Cameras Steal Souls: New Research

University research proves that the old myth of photographs stealing souls is, in fact, true.

New research held by the University of Arakab has shown that the old belief of cameras ‘stealing souls’ to form pictures may not be entirely false after all.

Dr. Sresanathaswammy Venkataramananaan, Head of Paranormal Sciences at the Arakab University explains "The fact that the human mind and soul connect to create an aura has been well established since generations. This aura is sensitive to our moods, and in turn, to everything that connects to us. Cameras function by snatching all the available light of its subject and in the case of people and other living things, a part of their aura."

Placeholder photo for Dr. Venkataramananaan, who refuses to be photographed

He adds "This is why people who are constantly photographed, end up living empty and aimless lives." Dr. Venkataramananaan points out that this may be the reason behind the dissatisfied and shallow behavior that celebrities are infamous for.

The new research uses famous personalities like Britney Spears, Lindsey Lohan, and Nicole Ritchie as case studies, which highlights the drop in their personal and professional lives soon after they started getting photographed ‘more than the recommended average’.
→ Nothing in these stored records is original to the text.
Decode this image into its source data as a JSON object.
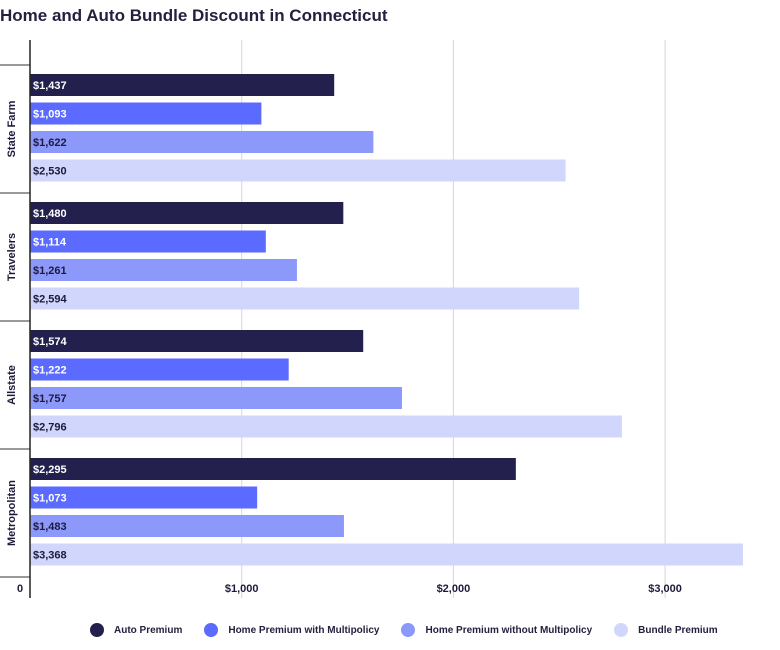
{
  "chart_data": {
    "type": "bar",
    "orientation": "horizontal",
    "title": "Home and Auto Bundle Discount in Connecticut",
    "categories": [
      "State Farm",
      "Travelers",
      "Allstate",
      "Metropolitan"
    ],
    "series": [
      {
        "name": "Auto Premium",
        "color": "#23204d",
        "values": [
          1437,
          1480,
          1574,
          2295
        ],
        "labels": [
          "$1,437",
          "$1,480",
          "$1,574",
          "$2,295"
        ]
      },
      {
        "name": "Home Premium with Multipolicy",
        "color": "#5b6bff",
        "values": [
          1093,
          1114,
          1222,
          1073
        ],
        "labels": [
          "$1,093",
          "$1,114",
          "$1,222",
          "$1,073"
        ]
      },
      {
        "name": "Home Premium without Multipolicy",
        "color": "#8c99fb",
        "values": [
          1622,
          1261,
          1757,
          1483
        ],
        "labels": [
          "$1,622",
          "$1,261",
          "$1,757",
          "$1,483"
        ]
      },
      {
        "name": "Bundle Premium",
        "color": "#d1d6fd",
        "values": [
          2530,
          2594,
          2796,
          3368
        ],
        "labels": [
          "$2,530",
          "$2,594",
          "$2,796",
          "$3,368"
        ]
      }
    ],
    "xlim": [
      0,
      3368
    ],
    "xticks": [
      0,
      1000,
      2000,
      3000
    ],
    "xtick_labels": [
      "0",
      "$1,000",
      "$2,000",
      "$3,000"
    ],
    "grid": true,
    "legend_position": "bottom"
  }
}
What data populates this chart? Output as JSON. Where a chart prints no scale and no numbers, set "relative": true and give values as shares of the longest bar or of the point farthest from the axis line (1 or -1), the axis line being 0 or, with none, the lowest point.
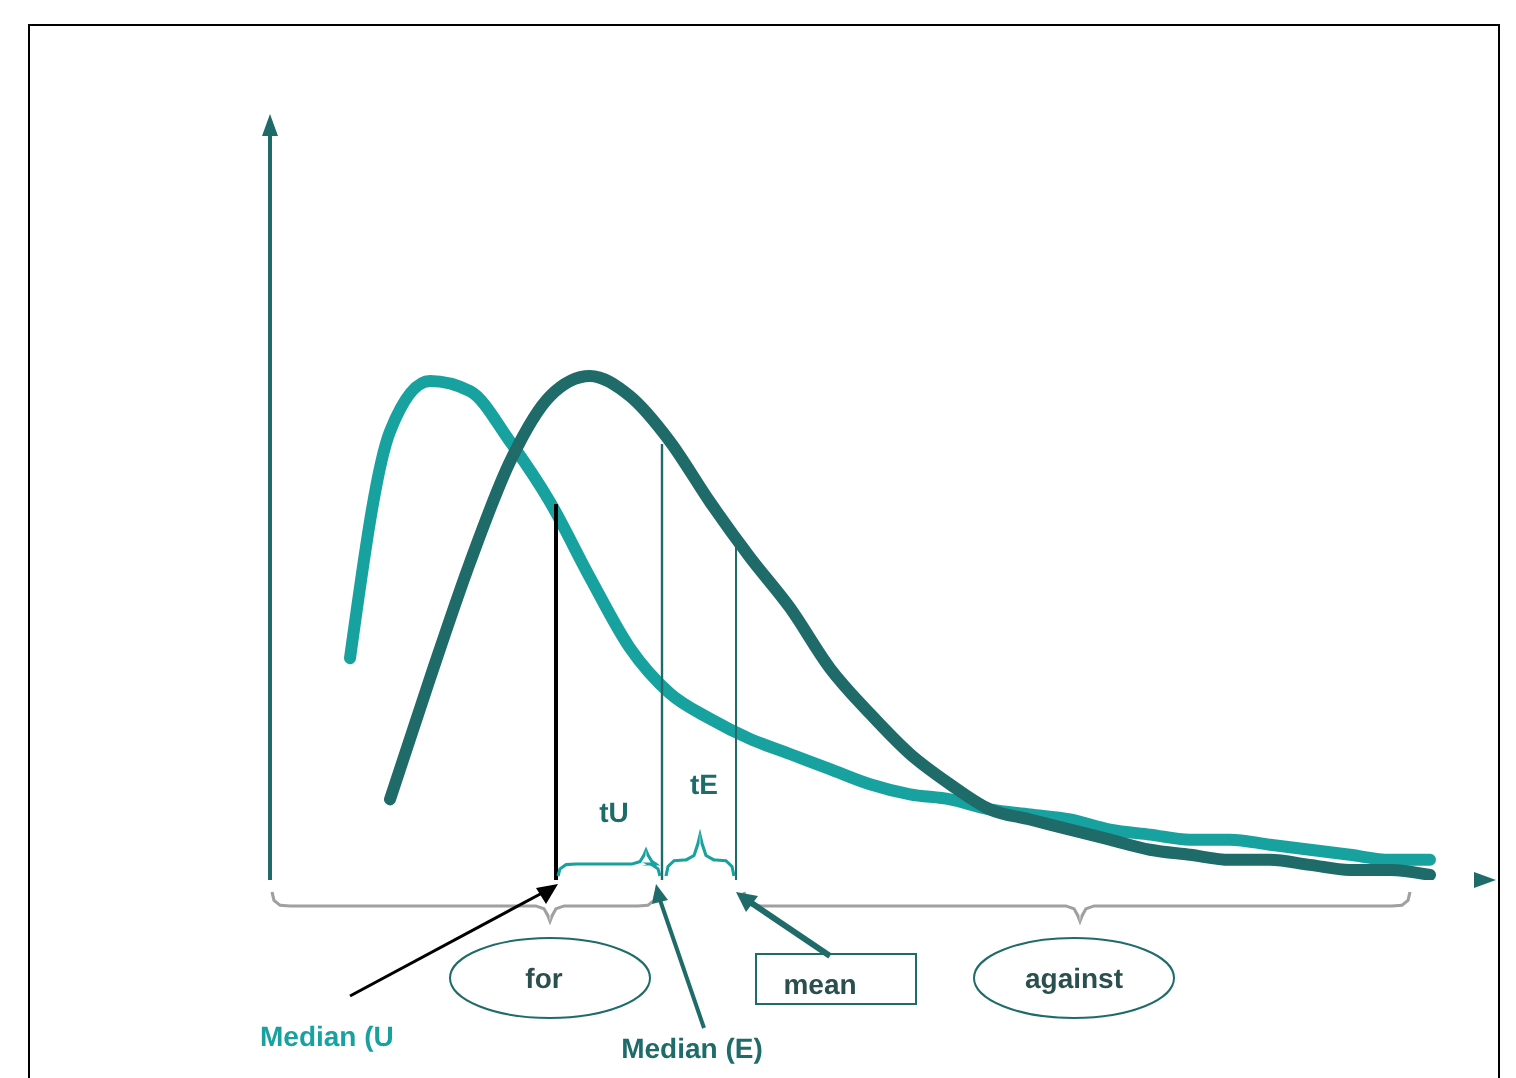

Britney Spears while she still had her aura
Britney after losing her aura to cameras

Dr. Venkataramananaan concludes by stating “The aura needs time to heal. If you continue to get photographed after completely losing your aura, the camera will take a toll on your soul next.”

The University of Arakab is currently working on a 'Gaia Refill Filter' (GRF) for cameras that should hopefully reduce the effects of soul snatching cameras.